Она смеялась, как ни в чем не бывало, расписывала, как мы освободим Индию с кораблями и целой армией единомышленников. И снова, снова она вспоминала своего предка. Говорила, что это он, только он ее и вдохновляет.

Вот только знаете… я читал о Сальери, после того как услышал от Фелисии те слова. И сомневаюсь, что он кого-то убил, это чушь. Однажды я так и сказал, наивный дурак, развернул целую речь с аргументами. Она выслушала молча. Покачала головой и подлила мне выпить.

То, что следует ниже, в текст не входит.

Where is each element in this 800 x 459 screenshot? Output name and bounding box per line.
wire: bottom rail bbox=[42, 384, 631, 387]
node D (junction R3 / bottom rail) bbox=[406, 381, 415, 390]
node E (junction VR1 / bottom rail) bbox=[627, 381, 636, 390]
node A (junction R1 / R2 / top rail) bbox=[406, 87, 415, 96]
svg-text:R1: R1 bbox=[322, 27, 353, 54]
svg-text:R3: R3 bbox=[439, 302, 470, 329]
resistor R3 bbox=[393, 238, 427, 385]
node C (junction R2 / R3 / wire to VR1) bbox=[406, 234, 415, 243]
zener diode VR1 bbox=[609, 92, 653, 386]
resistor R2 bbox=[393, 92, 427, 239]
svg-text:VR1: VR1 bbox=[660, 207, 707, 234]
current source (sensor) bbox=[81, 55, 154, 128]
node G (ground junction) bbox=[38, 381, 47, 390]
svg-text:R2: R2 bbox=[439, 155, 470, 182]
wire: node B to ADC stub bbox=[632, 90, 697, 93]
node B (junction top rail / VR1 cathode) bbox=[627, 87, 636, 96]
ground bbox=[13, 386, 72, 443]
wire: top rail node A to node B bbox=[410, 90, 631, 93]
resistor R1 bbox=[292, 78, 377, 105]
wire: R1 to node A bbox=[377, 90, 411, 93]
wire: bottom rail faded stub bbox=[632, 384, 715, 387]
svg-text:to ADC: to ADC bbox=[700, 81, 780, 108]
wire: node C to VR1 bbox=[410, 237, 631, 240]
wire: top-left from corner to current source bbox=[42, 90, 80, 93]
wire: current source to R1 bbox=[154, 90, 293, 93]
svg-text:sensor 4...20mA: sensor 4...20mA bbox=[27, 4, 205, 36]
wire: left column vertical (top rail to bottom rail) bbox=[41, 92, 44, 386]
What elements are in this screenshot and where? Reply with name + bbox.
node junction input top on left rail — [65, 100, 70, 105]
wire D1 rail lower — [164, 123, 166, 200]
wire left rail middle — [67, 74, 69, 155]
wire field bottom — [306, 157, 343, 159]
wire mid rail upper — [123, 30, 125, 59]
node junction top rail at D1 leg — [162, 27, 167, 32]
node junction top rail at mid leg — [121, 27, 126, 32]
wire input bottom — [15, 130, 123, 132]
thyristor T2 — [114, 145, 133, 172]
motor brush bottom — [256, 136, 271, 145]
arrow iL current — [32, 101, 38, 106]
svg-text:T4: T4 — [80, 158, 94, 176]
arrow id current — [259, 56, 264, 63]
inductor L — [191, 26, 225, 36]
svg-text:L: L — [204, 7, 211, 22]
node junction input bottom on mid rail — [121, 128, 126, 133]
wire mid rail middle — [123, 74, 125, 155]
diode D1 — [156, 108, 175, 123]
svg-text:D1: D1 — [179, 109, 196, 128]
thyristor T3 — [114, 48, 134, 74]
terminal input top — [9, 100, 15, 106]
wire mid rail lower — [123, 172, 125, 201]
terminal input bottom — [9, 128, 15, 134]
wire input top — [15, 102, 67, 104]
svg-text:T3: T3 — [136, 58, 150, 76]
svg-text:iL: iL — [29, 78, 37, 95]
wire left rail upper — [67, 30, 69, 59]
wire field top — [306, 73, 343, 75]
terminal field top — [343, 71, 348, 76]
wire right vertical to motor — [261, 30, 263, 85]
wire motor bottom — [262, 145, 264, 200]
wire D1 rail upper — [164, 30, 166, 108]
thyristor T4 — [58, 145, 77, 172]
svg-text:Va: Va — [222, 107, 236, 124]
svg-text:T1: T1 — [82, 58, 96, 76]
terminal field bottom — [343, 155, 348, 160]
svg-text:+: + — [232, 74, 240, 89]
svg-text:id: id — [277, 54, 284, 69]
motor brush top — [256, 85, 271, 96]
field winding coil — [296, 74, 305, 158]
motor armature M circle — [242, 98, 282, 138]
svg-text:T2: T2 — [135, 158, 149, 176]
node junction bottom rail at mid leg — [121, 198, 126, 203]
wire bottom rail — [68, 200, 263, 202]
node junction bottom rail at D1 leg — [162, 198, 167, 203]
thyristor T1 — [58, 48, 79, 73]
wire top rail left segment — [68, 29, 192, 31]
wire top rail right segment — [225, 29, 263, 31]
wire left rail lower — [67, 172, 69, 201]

– Дорогой Джулиан, – сказала она. – Мой отец так и не женился на моей матери, я – внебрачный ребенок. Он был музыкантом, играл в Королевском оркестре, а убили его всего-то грабители, за дорогую скрипку. Это было, прежде чем я родилась. Но историю его семьи я знаю так, как он рассказал ее матери. Из поколения в поколение фамилию скрывали. Даже когда шла речь о браке, меня хотели записать «Лайт», по матери. Неужели ты думаешь, что можно целый век помнить поступок, который не совершали?

– Люди до сих пор помнят распятие Христа и предательство Иуды, хотя никто не скажет с уверенностью, что эти поступки были совершены.

Она не возразила. Но от злости у нее вдруг потемнели глаза. Я спросил:

– Твои люди что, убивают тех, кого ты сама записала в Моцарты?